Mattarella: “Grazie a guardia costiera per salvataggio vite umane”
9 Giugno 2021 - Roma - Il Presidente della Repubblica, Sergio Mattarella, ha ricevuto al Quirinale l’ammiraglio di squadra Giuseppe Cavo Dragone, capo di stato maggiore della Marina militare, accompagnato da una rappresentanza di appartenenti alla Forza Armata, in occasione del 160/mo anniversario di fondazione. "Vorrei rivolgere - ha detto Mattarella - un saluto e un ringraziamento al Corpo delle Capitanerie di porto, la Guardia costiera, per l’opera preziosa che svolge con grande competenza e generosità per il controllo dei confini, per salvare vite umane, in questi ultimi anni con grande intensità, considerata la grande quantità di persone che dalla disperazione vengono spinte nel Mediterraneo in condizione di grande insicurezza". "Siamo - ha aggiunto - immersi nel mare e questo rende per noi decisivo il compito di assicurare libertà di navigazione, la sicurezza dei mari e delle coste, la salvaguardia delle vite umane in mare: sono esigenze irrinunciabili per il nostro Paese così come lo sono per la comunità internazionale, ma il nostro Paese lo avverte in maniera particolarmente intensa e protagonista".
Lamorgese: 24.825 richieste soggiorno, 8mila permessi rilasciati
9 Giugno 2021 - Roma - "In relazione all’esito favorevole dell’attività istruttoria svolta dagli sportelli unici per l’immigrazione ad oggi sono pervenute alle questure per il rilascio di permesso di soggiorno 24.825 istanze, a fronte delle quali sono stati rilasciati circa 8 mila titoli di soggiorno". Lo
ha detto la ministra dell’Interno, Luciana Lamorgese, rispondendo, durante il question time in aula alla Camera, a una interrogazione sulle iniziative volte ad assicurare in tempi celeri l’esame delle domande di regolarizzazione presentate da lavoratori stranieri, anche al fine di facilitarne l’accesso alla campagna vaccinale anti-Covid. (Dire)

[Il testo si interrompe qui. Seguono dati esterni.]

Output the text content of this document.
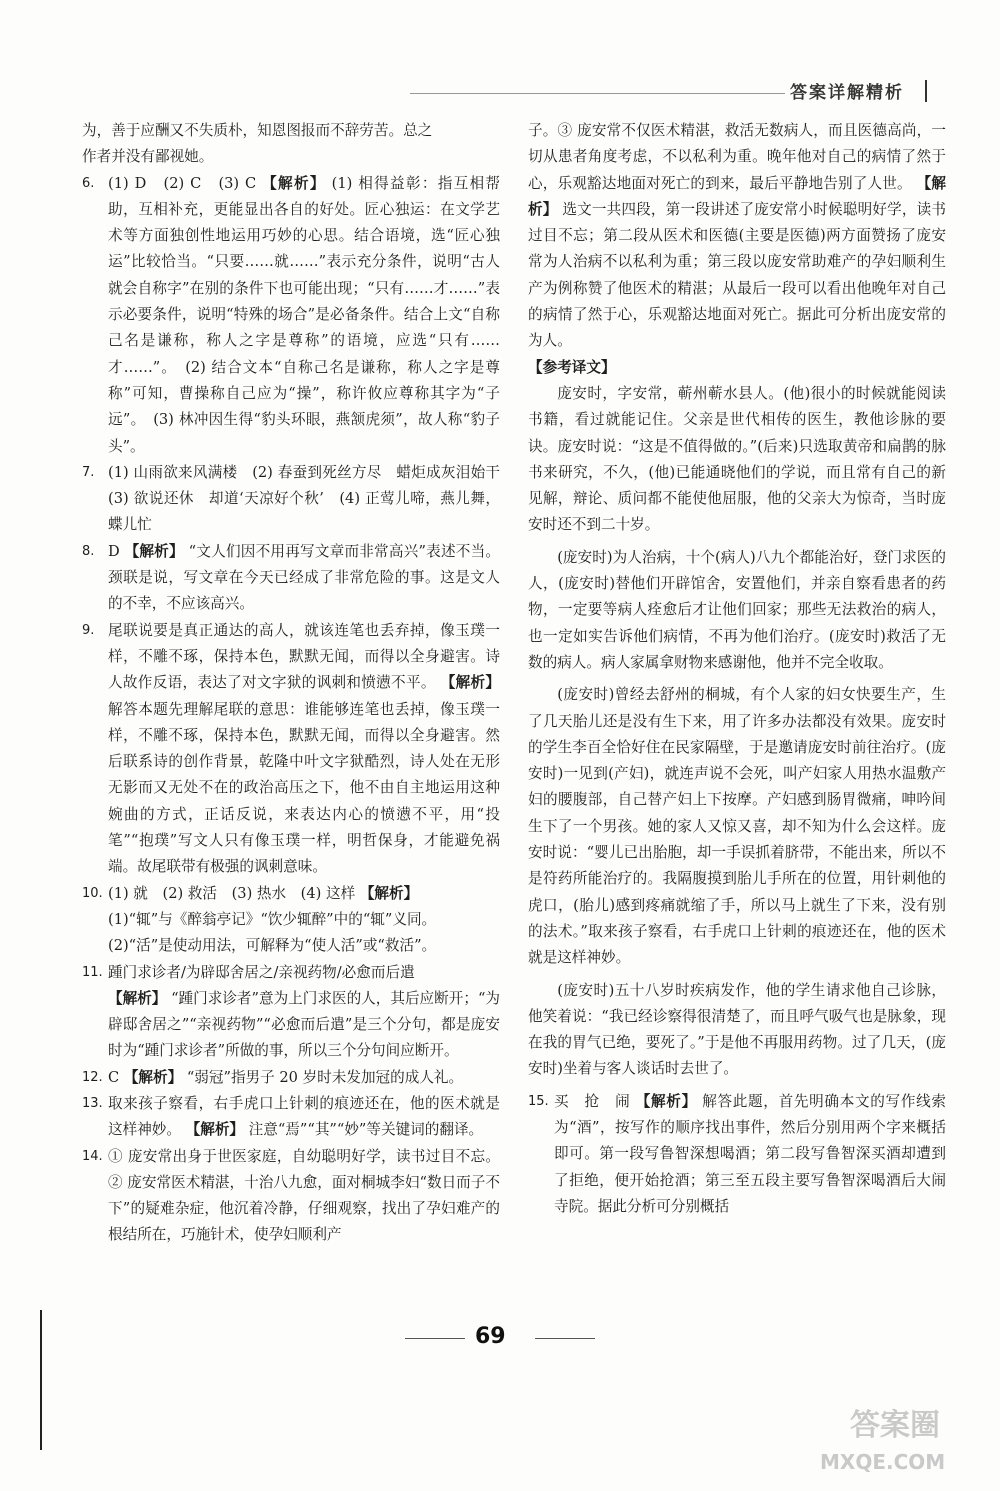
答案详解精析

为，善于应酬又不失质朴，知恩图报而不辞劳苦。总之

作者并没有鄙视她。

6. (1) D　(2) C　(3) C 【解析】 (1) 相得益彰：指互相帮助，互相补充，更能显出各自的好处。匠心独运：在文学艺术等方面独创性地运用巧妙的心思。结合语境，选“匠心独运”比较恰当。“只要……就……”表示充分条件，说明“古人就会自称字”在别的条件下也可能出现；“只有……才……”表示必要条件，说明“特殊的场合”是必备条件。结合上文“自称己名是谦称，称人之字是尊称”的语境，应选“只有……才……”。　(2) 结合文本“自称己名是谦称，称人之字是尊称”可知，曹操称自己应为“操”，称许攸应尊称其字为“子远”。　(3) 林冲因生得“豹头环眼，燕颔虎须”，故人称“豹子头”。
7. (1) 山雨欲来风满楼　(2) 春蚕到死丝方尽　蜡炬成灰泪始干　(3) 欲说还休　却道‘天凉好个秋’　(4) 正莺儿啼，燕儿舞，蝶儿忙
8. D 【解析】 “文人们因不用再写文章而非常高兴”表述不当。颈联是说，写文章在今天已经成了非常危险的事。这是文人的不幸，不应该高兴。
9. 尾联说要是真正通达的高人，就该连笔也丢弃掉，像玉璞一样，不雕不琢，保持本色，默默无闻，而得以全身避害。诗人故作反语，表达了对文字狱的讽刺和愤懑不平。 【解析】 解答本题先理解尾联的意思：谁能够连笔也丢掉，像玉璞一样，不雕不琢，保持本色，默默无闻，而得以全身避害。然后联系诗的创作背景，乾隆中叶文字狱酷烈，诗人处在无形无影而又无处不在的政治高压之下，他不由自主地运用这种婉曲的方式，正话反说，来表达内心的愤懑不平，用“投笔”“抱璞”写文人只有像玉璞一样，明哲保身，才能避免祸端。故尾联带有极强的讽刺意味。
10. (1) 就　(2) 救活　(3) 热水　(4) 这样 【解析】

(1)“辄”与《醉翁亭记》“饮少辄醉”中的“辄”义同。

(2)“活”是使动用法，可解释为“使人活”或“救活”。

11. 踵门求诊者/为辟邸舍居之/亲视药物/必愈而后遣

【解析】 “踵门求诊者”意为上门求医的人，其后应断开；“为辟邸舍居之”“亲视药物”“必愈而后遣”是三个分句，都是庞安时为“踵门求诊者”所做的事，所以三个分句间应断开。

12. C 【解析】 “弱冠”指男子 20 岁时未发加冠的成人礼。
13. 取来孩子察看，右手虎口上针刺的痕迹还在，他的医术就是这样神妙。 【解析】 注意“焉”“其”“妙”等关键词的翻译。
14. ① 庞安常出身于世医家庭，自幼聪明好学，读书过目不忘。② 庞安常医术精湛，十治八九愈，面对桐城李妇“数日而子不下”的疑难杂症，他沉着冷静，仔细观察，找出了孕妇难产的根结所在，巧施针术，使孕妇顺利产

子。③ 庞安常不仅医术精湛，救活无数病人，而且医德高尚，一切从患者角度考虑，不以私利为重。晚年他对自己的病情了然于心，乐观豁达地面对死亡的到来，最后平静地告别了人世。 【解析】 选文一共四段，第一段讲述了庞安常小时候聪明好学，读书过目不忘；第二段从医术和医德(主要是医德)两方面赞扬了庞安常为人治病不以私利为重；第三段以庞安常助难产的孕妇顺利生产为例称赞了他医术的精湛；从最后一段可以看出他晚年对自己的病情了然于心，乐观豁达地面对死亡。据此可分析出庞安常的为人。

【参考译文】

庞安时，字安常，蕲州蕲水县人。(他)很小的时候就能阅读书籍，看过就能记住。父亲是世代相传的医生，教他诊脉的要诀。庞安时说：“这是不值得做的。”(后来)只选取黄帝和扁鹊的脉书来研究，不久，(他)已能通晓他们的学说，而且常有自己的新见解，辩论、质问都不能使他屈服，他的父亲大为惊奇，当时庞安时还不到二十岁。

(庞安时)为人治病，十个(病人)八九个都能治好，登门求医的人，(庞安时)替他们开辟馆舍，安置他们，并亲自察看患者的药物，一定要等病人痊愈后才让他们回家；那些无法救治的病人，也一定如实告诉他们病情，不再为他们治疗。(庞安时)救活了无数的病人。病人家属拿财物来感谢他，他并不完全收取。

(庞安时)曾经去舒州的桐城，有个人家的妇女快要生产，生了几天胎儿还是没有生下来，用了许多办法都没有效果。庞安时的学生李百全恰好住在民家隔壁，于是邀请庞安时前往治疗。(庞安时)一见到(产妇)，就连声说不会死，叫产妇家人用热水温敷产妇的腰腹部，自己替产妇上下按摩。产妇感到肠胃微痛，呻吟间生下了一个男孩。她的家人又惊又喜，却不知为什么会这样。庞安时说：“婴儿已出胎胞，却一手误抓着脐带，不能出来，所以不是符药所能治疗的。我隔腹摸到胎儿手所在的位置，用针刺他的虎口，(胎儿)感到疼痛就缩了手，所以马上就生了下来，没有别的法术。”取来孩子察看，右手虎口上针刺的痕迹还在，他的医术就是这样神妙。

(庞安时)五十八岁时疾病发作，他的学生请求他自己诊脉，他笑着说：“我已经诊察得很清楚了，而且呼气吸气也是脉象，现在我的胃气已绝，要死了。”于是他不再服用药物。过了几天，(庞安时)坐着与客人谈话时去世了。

15. 买　抢　闹 【解析】 解答此题，首先明确本文的写作线索为“酒”，按写作的顺序找出事件，然后分别用两个字来概括即可。第一段写鲁智深想喝酒；第二段写鲁智深买酒却遭到了拒绝，便开始抢酒；第三至五段主要写鲁智深喝酒后大闹寺院。据此分析可分别概括
69
答案圈
MXQE.COM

Tirana: mostra di Xhixha per celebrare amicizia con Italia
9 Giugno 2021 - Tirana - L’Ambasciata d’Italia a Tirana celebra con l’opera dell’artista Helidon Xhixha trent’anni di amicizia e solidarietà tra Italia e Albania, nel ricordo degli sbarchi di decine di migliaia di albanesi trasportati da imbarcazioni di fortuna sulle coste pugliesi nel 1991. L’esperienza di vita di Helidon, che trent’anni fa ha raggiunto la Puglia su una di quelle navi per trovare un futuro nel “Paese di fronte”, e la sua arte, capace di sprigionare un’energia di forza, luce e costante rinnovamento, costituiscono il simbolo di un’unione culturale di incredibile valore e sono la testimonianza plastica di una delle storie di successo che trent’anni di integrazione albanese in Italia hanno generato.
Negli ultimi decenni, Helidon Xhixha (nato a Durazzo nel 1970) si è imposto come una personalità di spicco della scena artistica contemporanea, ottenendo grande successo di critica a livello internazionale. Dopo aver ereditato dal padre la passione per le arti, Helidon si è formato in Italia, presso l’Accademia delle Belle Arti di Brera, dove ha potuto sviluppare la sua tecnica. Le sue sculture tridimensionali in acciaio inox mettono in luce la relazione intrinseca tra l’opera d’arte e l’ambiente circostante. “Io non scolpisco i materiali, piuttosto li uso per scolpire la luce”, ha dichiarato lui stesso.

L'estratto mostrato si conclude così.